Will he come for me? Would he know where I am? And how can I expect him to come after I betrayed him. Dex knows what I did and I’m sure he’ll tell Zeke. If Zeke’s smart, he’ll wash his hands of me. This is his chance.

My heart sinks with the thought.

“Can I have my phone?” I ask Girard. Maybe he tried to contact me. Maybe I can call him. At least tell him I’m okay and that I’m sorry I betrayed him.

“In a minute,” Girard says when commotion at the front door draws our attention.

Two guards head up the stairs to the open door. Between them is Ines. She’s walking freely, they’re not holding onto her. She’s dressed in a floor-length blood-red dress.
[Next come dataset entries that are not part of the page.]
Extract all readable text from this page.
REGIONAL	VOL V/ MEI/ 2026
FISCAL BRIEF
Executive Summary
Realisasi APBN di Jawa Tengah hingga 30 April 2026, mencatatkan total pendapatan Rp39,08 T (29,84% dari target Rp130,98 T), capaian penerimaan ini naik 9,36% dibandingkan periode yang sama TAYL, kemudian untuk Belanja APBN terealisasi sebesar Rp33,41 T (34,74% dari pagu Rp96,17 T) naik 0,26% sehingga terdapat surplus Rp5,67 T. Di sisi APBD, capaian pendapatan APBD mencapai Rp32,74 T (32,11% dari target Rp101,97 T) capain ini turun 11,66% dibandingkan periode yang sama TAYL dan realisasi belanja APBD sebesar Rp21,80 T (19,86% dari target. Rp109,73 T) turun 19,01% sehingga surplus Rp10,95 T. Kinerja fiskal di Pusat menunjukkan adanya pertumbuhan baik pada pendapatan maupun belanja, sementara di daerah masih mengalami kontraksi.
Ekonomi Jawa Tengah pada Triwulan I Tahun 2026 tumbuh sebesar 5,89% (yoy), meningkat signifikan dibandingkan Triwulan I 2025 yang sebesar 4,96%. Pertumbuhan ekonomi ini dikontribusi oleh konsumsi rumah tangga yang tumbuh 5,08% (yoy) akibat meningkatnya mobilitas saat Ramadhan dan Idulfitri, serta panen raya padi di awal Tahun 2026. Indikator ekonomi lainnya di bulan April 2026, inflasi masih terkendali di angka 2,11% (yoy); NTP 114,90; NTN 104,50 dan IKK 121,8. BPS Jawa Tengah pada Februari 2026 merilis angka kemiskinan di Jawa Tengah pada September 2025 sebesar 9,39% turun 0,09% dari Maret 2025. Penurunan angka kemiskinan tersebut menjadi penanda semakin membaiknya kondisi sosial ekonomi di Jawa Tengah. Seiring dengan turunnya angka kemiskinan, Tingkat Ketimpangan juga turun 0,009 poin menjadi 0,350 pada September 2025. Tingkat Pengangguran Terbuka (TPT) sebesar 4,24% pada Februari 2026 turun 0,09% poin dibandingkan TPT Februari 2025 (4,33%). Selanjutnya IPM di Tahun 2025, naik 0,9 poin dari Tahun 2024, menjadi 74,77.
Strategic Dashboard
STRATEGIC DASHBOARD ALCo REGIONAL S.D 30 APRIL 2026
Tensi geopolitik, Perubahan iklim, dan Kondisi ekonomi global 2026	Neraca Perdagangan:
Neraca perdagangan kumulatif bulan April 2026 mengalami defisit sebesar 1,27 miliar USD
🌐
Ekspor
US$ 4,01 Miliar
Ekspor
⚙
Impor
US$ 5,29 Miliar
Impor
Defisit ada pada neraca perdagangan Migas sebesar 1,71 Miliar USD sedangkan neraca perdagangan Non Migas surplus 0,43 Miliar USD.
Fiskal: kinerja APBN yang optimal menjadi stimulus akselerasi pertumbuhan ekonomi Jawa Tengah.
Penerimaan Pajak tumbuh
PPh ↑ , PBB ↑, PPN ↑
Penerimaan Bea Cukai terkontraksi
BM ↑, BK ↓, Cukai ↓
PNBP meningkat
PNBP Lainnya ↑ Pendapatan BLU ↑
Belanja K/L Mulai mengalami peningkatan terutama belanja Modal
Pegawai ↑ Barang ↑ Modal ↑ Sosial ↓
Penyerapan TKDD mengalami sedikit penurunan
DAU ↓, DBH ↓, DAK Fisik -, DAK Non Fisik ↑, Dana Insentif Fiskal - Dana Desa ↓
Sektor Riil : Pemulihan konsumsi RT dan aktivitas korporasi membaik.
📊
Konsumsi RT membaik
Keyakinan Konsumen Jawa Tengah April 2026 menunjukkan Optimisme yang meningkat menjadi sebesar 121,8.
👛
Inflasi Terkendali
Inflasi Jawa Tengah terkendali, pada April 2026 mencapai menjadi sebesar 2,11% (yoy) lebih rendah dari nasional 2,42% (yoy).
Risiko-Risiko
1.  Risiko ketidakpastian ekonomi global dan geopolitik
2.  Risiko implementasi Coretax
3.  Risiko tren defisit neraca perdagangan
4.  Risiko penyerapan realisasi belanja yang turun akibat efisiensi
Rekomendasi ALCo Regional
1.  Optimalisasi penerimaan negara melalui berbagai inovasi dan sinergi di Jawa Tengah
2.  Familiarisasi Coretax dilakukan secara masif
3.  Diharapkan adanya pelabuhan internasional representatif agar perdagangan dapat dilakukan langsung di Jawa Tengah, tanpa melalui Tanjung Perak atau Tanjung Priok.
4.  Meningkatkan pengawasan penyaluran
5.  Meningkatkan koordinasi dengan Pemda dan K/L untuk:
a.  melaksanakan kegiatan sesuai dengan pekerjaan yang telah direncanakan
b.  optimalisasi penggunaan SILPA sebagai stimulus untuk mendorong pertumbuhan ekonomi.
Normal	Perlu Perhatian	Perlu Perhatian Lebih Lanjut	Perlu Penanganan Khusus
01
A gown for a ball except it won’t be a ball she’s attending.

Girard stiffens beside me, and I glance at him. His eyes are locked on her. I can’t read what’s inside them.

Ines stops just inside the door. She looks very much like she did when she knelt before the Councilor, her face stone. She glances at me but doesn’t pay me any attention. It’s Girard she’s interested in.

He sets his drink aside, takes a step toward her and holds out his hand, palm up, and I understand something. And this thing, it gives me hope.

His vendetta, it isn’t revenge for the hand he lost, the future that was forever changed. It is for her. Maybe more for her than anything else.

The woman I saw earlier suddenly vanishes and a deep, guttural sob escapes her that sounds like it was years in the making. She crosses to him and doesn’t take his offered hand but instead presses her body to his, melting against him, her face buried against his chest, her arms tucked between them.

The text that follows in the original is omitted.